Who shall estimate the value of a cheery, breezy, hopeful friend? Nobody can get along without her. She keeps us in good humor, she switches off the bores, she lights us up and keeps things in motion; in her company our spirits rise, our wits grow bright and our tongues loosen, so that we really believe after half an hour’s contact with her that we are in ourselves as brilliant and as happy as she makes us. A friend that can raise everybody around her from a state of practical imbecility to that of a brilliant and beautiful song bird is a being we may all envy. If we would be such a friend ourselves, there is but one way: we must be agreeable at all times, kindly serviceable to every outward call, never see a slight or notice a snub, and never allow ourselves to get into the dumps. “To be warped unconsciously under the magnetic influence of all around is the destiny to a certain extent of even the greatest souls.” We cannot be too careful of our friendships, nor value too highly the love of the good women whom we meet in life.

The late “Jennie June,” Mrs. Croly, said at one of the celebrations in honor of her seventieth birthday: “I am glad to have lived so many years because I have come to know that most beautiful thing on earth, the love of one woman for another—the love of good women for one another.” And truly, if any woman on earth has reason to know it, this “mother of clubs,” who did more than any other one woman to introduce women to one another, ought to from long and intimate experience.

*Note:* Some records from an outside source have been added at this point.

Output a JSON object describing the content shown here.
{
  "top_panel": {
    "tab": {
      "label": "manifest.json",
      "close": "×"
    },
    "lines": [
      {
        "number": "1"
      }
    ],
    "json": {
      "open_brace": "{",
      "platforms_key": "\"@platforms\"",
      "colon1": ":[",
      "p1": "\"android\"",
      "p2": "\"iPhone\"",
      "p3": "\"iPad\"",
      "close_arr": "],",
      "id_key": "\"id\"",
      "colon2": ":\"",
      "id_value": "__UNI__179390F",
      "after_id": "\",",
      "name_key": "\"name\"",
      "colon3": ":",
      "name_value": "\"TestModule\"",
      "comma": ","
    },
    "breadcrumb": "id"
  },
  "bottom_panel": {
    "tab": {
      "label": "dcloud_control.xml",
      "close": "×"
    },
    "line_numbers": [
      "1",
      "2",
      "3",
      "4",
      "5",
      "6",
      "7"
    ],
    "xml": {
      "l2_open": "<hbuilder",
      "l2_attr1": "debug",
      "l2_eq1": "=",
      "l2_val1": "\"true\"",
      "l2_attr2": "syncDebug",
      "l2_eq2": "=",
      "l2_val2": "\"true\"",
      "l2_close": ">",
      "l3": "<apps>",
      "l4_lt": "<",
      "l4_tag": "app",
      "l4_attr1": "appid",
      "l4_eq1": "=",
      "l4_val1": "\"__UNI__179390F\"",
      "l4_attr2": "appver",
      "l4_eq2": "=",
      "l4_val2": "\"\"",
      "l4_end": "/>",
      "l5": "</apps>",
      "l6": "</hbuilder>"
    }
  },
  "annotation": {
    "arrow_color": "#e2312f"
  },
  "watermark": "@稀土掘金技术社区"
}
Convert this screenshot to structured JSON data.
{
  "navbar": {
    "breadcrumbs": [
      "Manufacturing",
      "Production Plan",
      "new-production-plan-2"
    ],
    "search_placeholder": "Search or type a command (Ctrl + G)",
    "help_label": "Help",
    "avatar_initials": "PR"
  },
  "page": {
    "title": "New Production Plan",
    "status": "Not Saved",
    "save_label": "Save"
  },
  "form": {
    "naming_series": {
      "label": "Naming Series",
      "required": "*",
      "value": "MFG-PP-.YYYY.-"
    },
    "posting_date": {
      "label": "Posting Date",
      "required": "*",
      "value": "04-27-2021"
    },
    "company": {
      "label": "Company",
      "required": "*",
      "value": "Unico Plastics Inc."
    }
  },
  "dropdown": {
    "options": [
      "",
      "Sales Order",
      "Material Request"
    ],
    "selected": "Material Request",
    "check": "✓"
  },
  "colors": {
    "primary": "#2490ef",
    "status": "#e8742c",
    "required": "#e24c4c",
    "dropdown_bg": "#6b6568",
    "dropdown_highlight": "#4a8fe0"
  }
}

Through her pen, that of the first regular, trained woman-journalist in the world, and through her long, active experience as president of the foremost woman’s club in the country, Mrs. Croly did more, perhaps, for the emancipation of women in a social way than almost any other woman of her age, and we may well pause to consider her words for a moment.

It has long been the custom, even among women, to sneer at the love of woman for woman; to say that women cannot be true, cannot overlook peculiarities in other women, have not charity for one another’s shortcomings. But the women who say this to-day are not trained thinkers and observers. The more we associate with other women along any definite line, the broader grows the individual outlook, the more charitable the mental attitude. It is the beginner who believes women are not true to each other, mainly because she hasn’t it in her own heart to be true to others. It is a case where the verdict of the immortal bard is illustrated:

“To thine own self be true;

And it must follow, as the night the day,

Thou canst not then be false to any man.”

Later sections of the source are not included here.